[MUD-Dev] C&C and Event Rescheduling

Miroslav Silovic silovic at petra.zesoi.fer.hr
Sat Aug 2 01:49:22 CEST 1997


> To an extent however it could reduce responsiveness:
> 
>   Very long event X starts processing.
>   Near the end of X's run: very short event Y starts processing.
>   Y locks resource A.
>   X requests A and dies.
>   
> Didn't you have some sort of age/priority scheme in there to counter
> this?  I seem to remember something such.

Yes, I had a-priory prioritizing in mind. Although I didn't put it down
into any sort of specification, the idea would be that things like
create/destroy/change parents would run with high priority. While these
take relatively long time to complete in some cases, they'll at least
survive other tasks.

> >I consider this a good thing. Remember, you have change_parents
> >function in Cold. When you call it, it guarantees that the database
> >will be consistant after termination. 
> 
> FWLIW I have a similar call, but I don't guarantee consistancy. 
> Instead I rebuild the inheritance tree when an outdated object is
> detected.  This doesn't change the workload much -- it just spreads it
> out over time.

No, the problem we deal with is this: Suppose you have a helpnode, and
some moron decides to reparent it to room. Now this is almost surely
and admin mistake, but this is what then happens: helpnode is tracked
by help indices, and rooms are tracked by their realms. Now if you
/only/ change the inheritance, you have a room in a help index and
a room without its realm. This, of course, is a Bad Thing, because
you have also broken the help index.

The idea, then, is to call destructor method that destroys the helpnode
part of the help node (indidentally removing it from its index) and
calls constructor that does the housecleaning needed to add a consistant
room.

Now do this to a helpnode with 2000 descendants. Each of them is a
helpnode and, well, needs to be cleared.

Of course, this is not very realistic example, but adding parents to
user object may well be very desirable, and if the parent require
some internal state (suppose you're adding combat stats object to user),
Cold will guarantee that the entire hierarchy is properly initialized.

This has *huge* working set, but the alternative of /not/ doing it
caused incredible number of problems in the past (it's utterly
annoying to have, for example, invalid objects in the player database).
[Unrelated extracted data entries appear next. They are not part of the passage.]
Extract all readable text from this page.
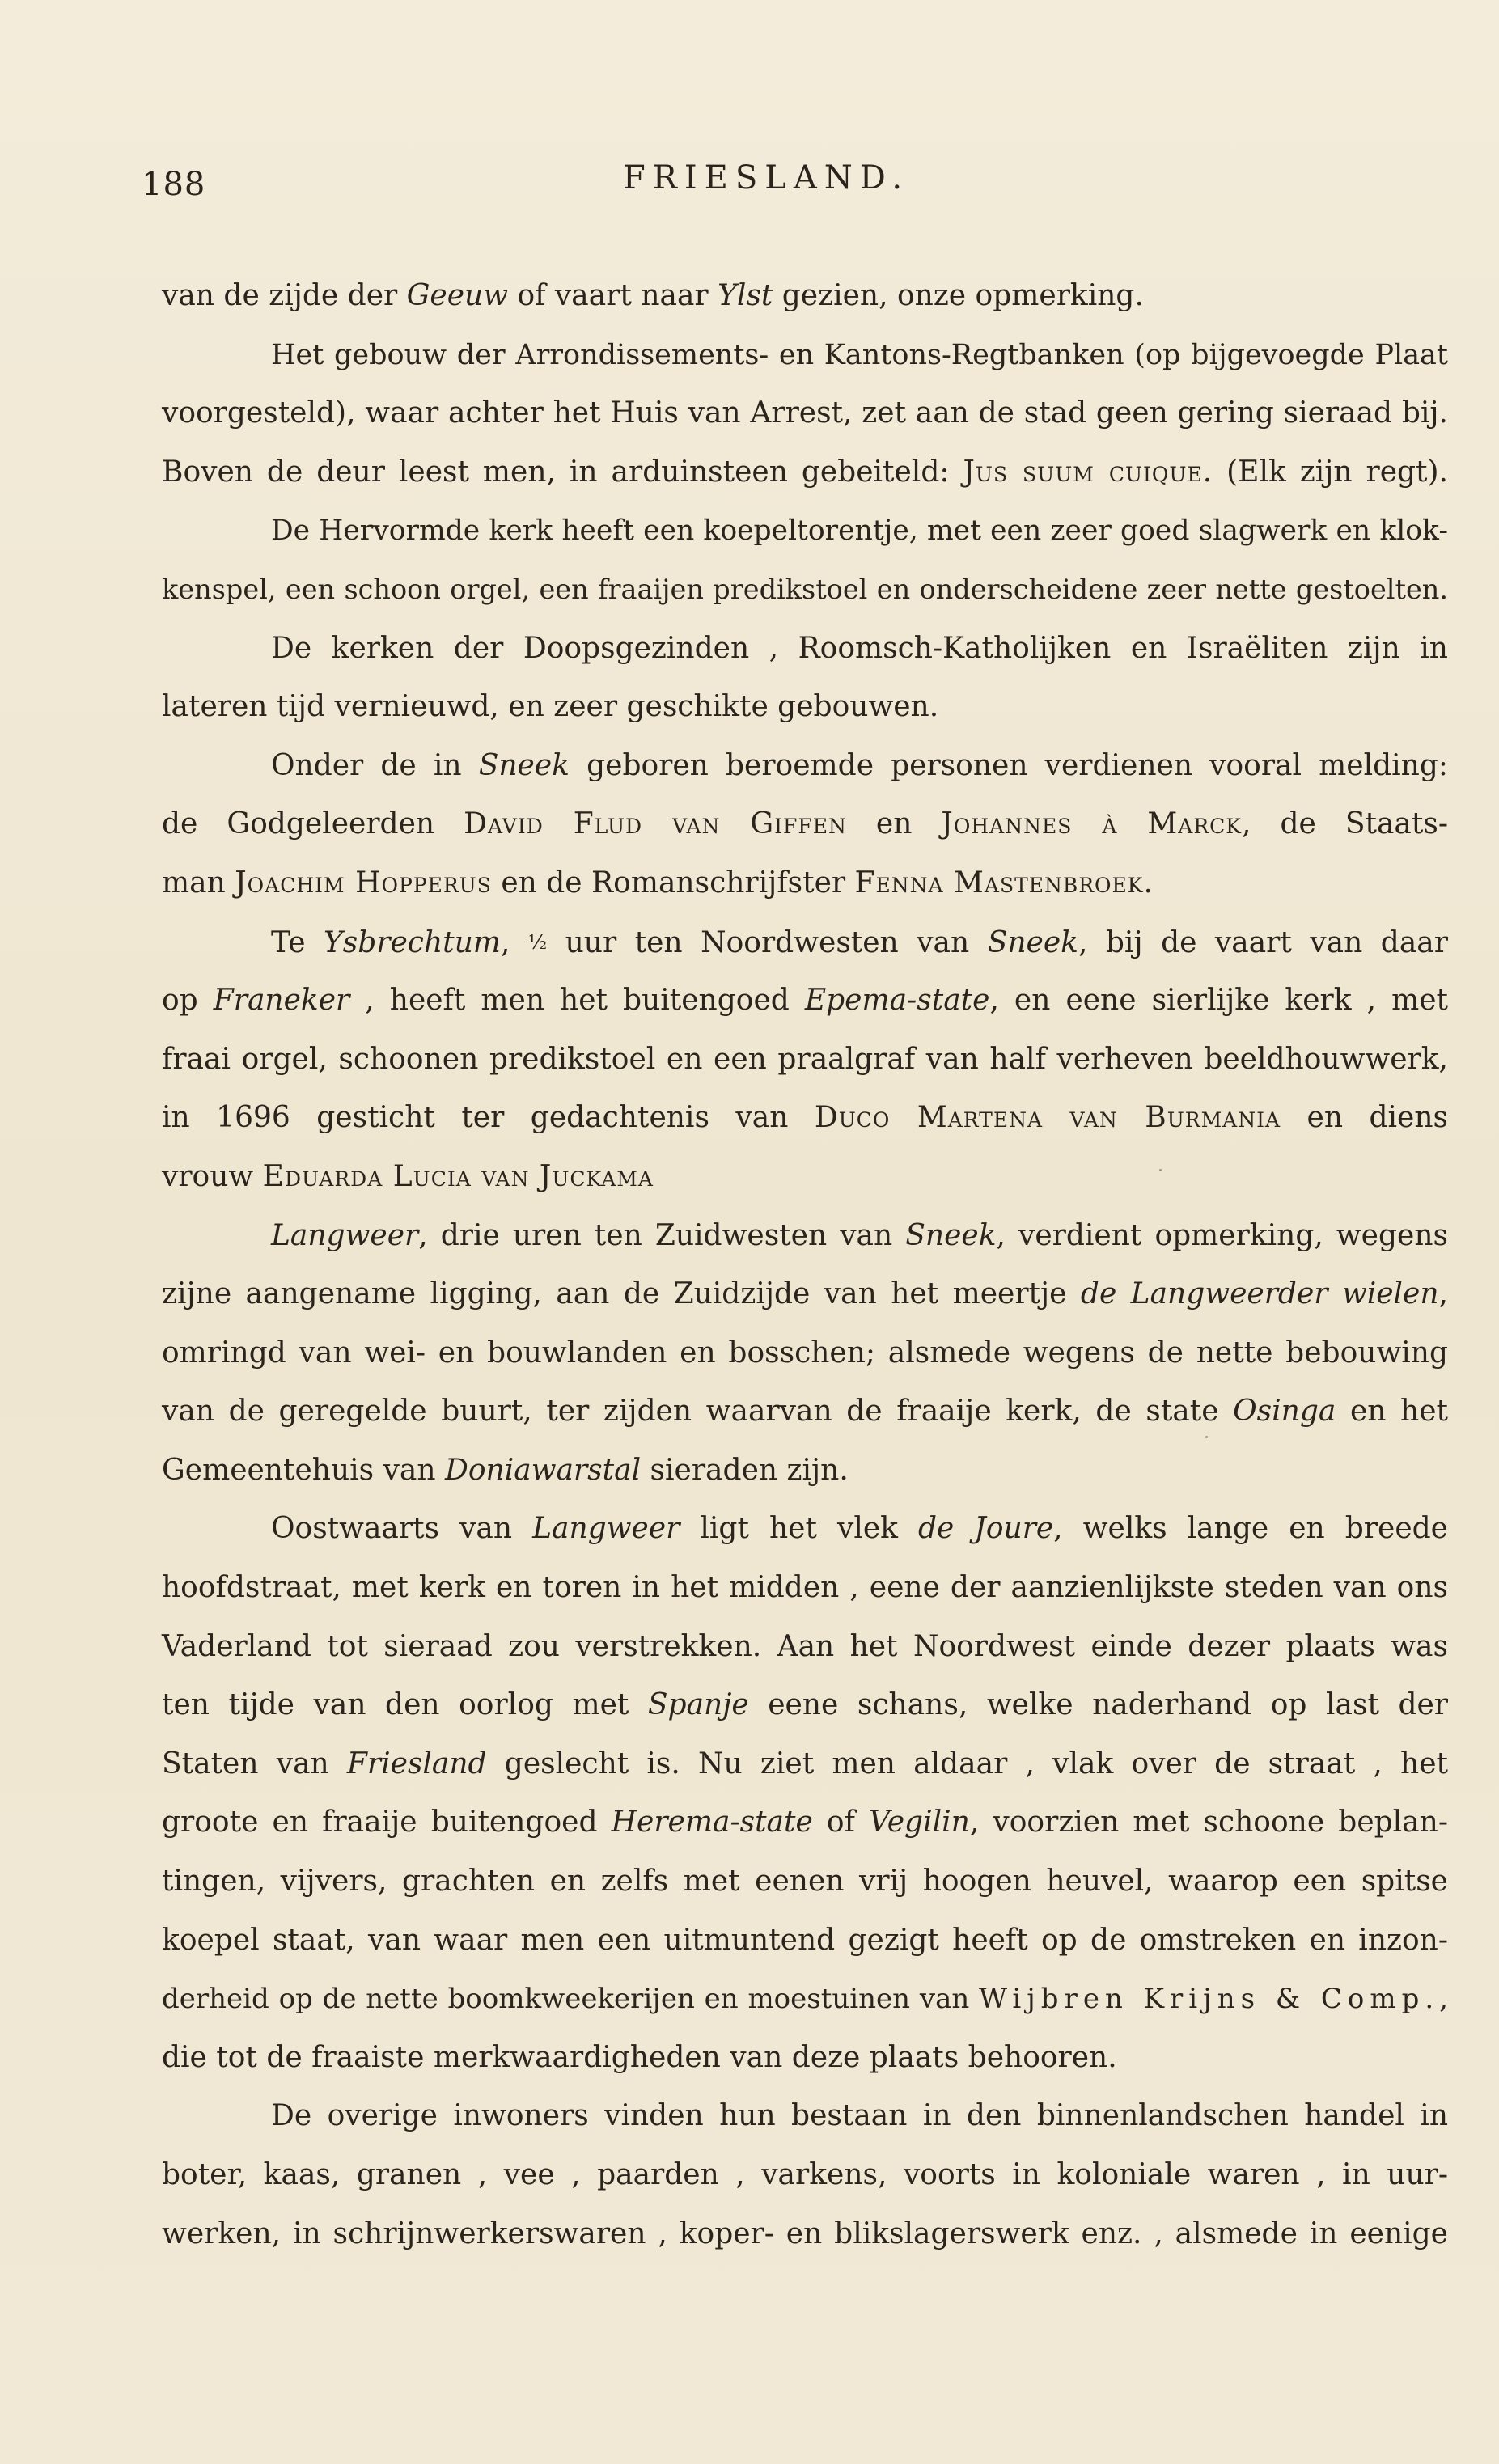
188	FRIESLAND.
van de zijde der Geeuw of vaart naar Ylst gezien, onze opmerking.
Het gebouw der Arrondissements- en Kantons-Regtbanken (op bijgevoegde Plaat
voorgesteld), waar achter het Huis van Arrest, zet aan de stad geen gering sieraad bij.
Boven de deur leest men, in arduinsteen gebeiteld: Jus suum cuique. (Elk zijn regt).
De Hervormde kerk heeft een koepeltorentje, met een zeer goed slagwerk en klok-
kenspel, een schoon orgel, een fraaijen predikstoel en onderscheidene zeer nette gestoelten.
De kerken der Doopsgezinden , Roomsch-Katholijken en Israëliten zijn in
lateren tijd vernieuwd, en zeer geschikte gebouwen.
Onder de in Sneek geboren beroemde personen verdienen vooral melding:
de Godgeleerden David Flud van Giffen en Johannes à Marck, de Staats-
man Joachim Hopperus en de Romanschrijfster Fenna Mastenbroek.
Te Ysbrechtum, ½ uur ten Noordwesten van Sneek, bij de vaart van daar
op Franeker , heeft men het buitengoed Epema-state, en eene sierlijke kerk , met
fraai orgel, schoonen predikstoel en een praalgraf van half verheven beeldhouwwerk,
in 1696 gesticht ter gedachtenis van Duco Martena van Burmania en diens
vrouw Eduarda Lucia van Juckama
Langweer, drie uren ten Zuidwesten van Sneek, verdient opmerking, wegens
zijne aangename ligging, aan de Zuidzijde van het meertje de Langweerder wielen,
omringd van wei- en bouwlanden en bosschen; alsmede wegens de nette bebouwing
van de geregelde buurt, ter zijden waarvan de fraaije kerk, de state Osinga en het
Gemeentehuis van Doniawarstal sieraden zijn.
Oostwaarts van Langweer ligt het vlek de Joure, welks lange en breede
hoofdstraat, met kerk en toren in het midden , eene der aanzienlijkste steden van ons
Vaderland tot sieraad zou verstrekken. Aan het Noordwest einde dezer plaats was
ten tijde van den oorlog met Spanje eene schans, welke naderhand op last der
Staten van Friesland geslecht is. Nu ziet men aldaar , vlak over de straat , het
groote en fraaije buitengoed Herema-state of Vegilin, voorzien met schoone beplan-
tingen, vijvers, grachten en zelfs met eenen vrij hoogen heuvel, waarop een spitse
koepel staat, van waar men een uitmuntend gezigt heeft op de omstreken en inzon-
derheid op de nette boomkweekerijen en moestuinen van Wijbren Krijns & Comp.,
die tot de fraaiste merkwaardigheden van deze plaats behooren.
De overige inwoners vinden hun bestaan in den binnenlandschen handel in
boter, kaas, granen , vee , paarden , varkens, voorts in koloniale waren , in uur-
werken, in schrijnwerkerswaren , koper- en blikslagerswerk enz. , alsmede in eenige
> Were I to do this sort of mass munging of the DB by a single event,
> I'd have the event start at one of the higher priority levels --
> potentially even at single-threaded mode.  I can do that.

Right - but it's still good to have it terminate even if the admin
forgot to tune the priority.

> >Actually I intend to reschedule the tasks with random delays,
> >precisely because of this (I believe this solution is standard).
> >Deadlock is improbable, then, because sooner or later things will
> >schedule in the right order, with proper pause between each.
> 
> Random rescheduling is a standard approach, however I wouldn't label
> it a solution.  You might like to do a simulation here.  I suspect
> you'll be surprised by the results.  The problem of this approach is
> that its incredibly sensitive to both the load and to range of the
> random number generated.  
> 
> Specific case:  If the random generation varies by a value which is
> generally far smaller than the specific contending events in question,
> then they'll continue to contend for a long while.  There are other
> nasty cases (a simulation should show you most of the nasty ones).  

I actually intended to double the random delay on each reschedule.
This should take care of most of the problems. But you're quite
right, this will take some experimenting. Mind you, we don't even
have OS-level threading in place (or even in progress) yet. :)

I'm actually interested on your opinion on doubling the delays each
time (well, doubling value 'x', then getting the delay as random(x),
to be more precise).

> >> Aside: Its not distributable, well, not in any sane manner, whereas
> >> the lockless model rolls out there pretty easily, especially if you
> >> allow objects to migrate between DB servers.
> 
> >My method would support RPC model of distribution, with remote
> >proxies...
> 
> This sounds a lot like Cool's model.

Exactly. Cold model, unlike Cool's, combines core with driver support
(it uses extended frobs for proxies, and method calls on those objects
get redirected to the core object that does the marshalling and sends
the call to the remote).

> Unter originally took the replication model.  Latter design
> discussions that I've heard of spoke of doing RPC until a threshhold
> value (balance of local calls to remote calls from specific target) at
> which point the object would be moved to the preferential server.

I like this, but i'd have to do some thinking to figure how to do it
(well, of course, I'll not be the only one to do the thinking).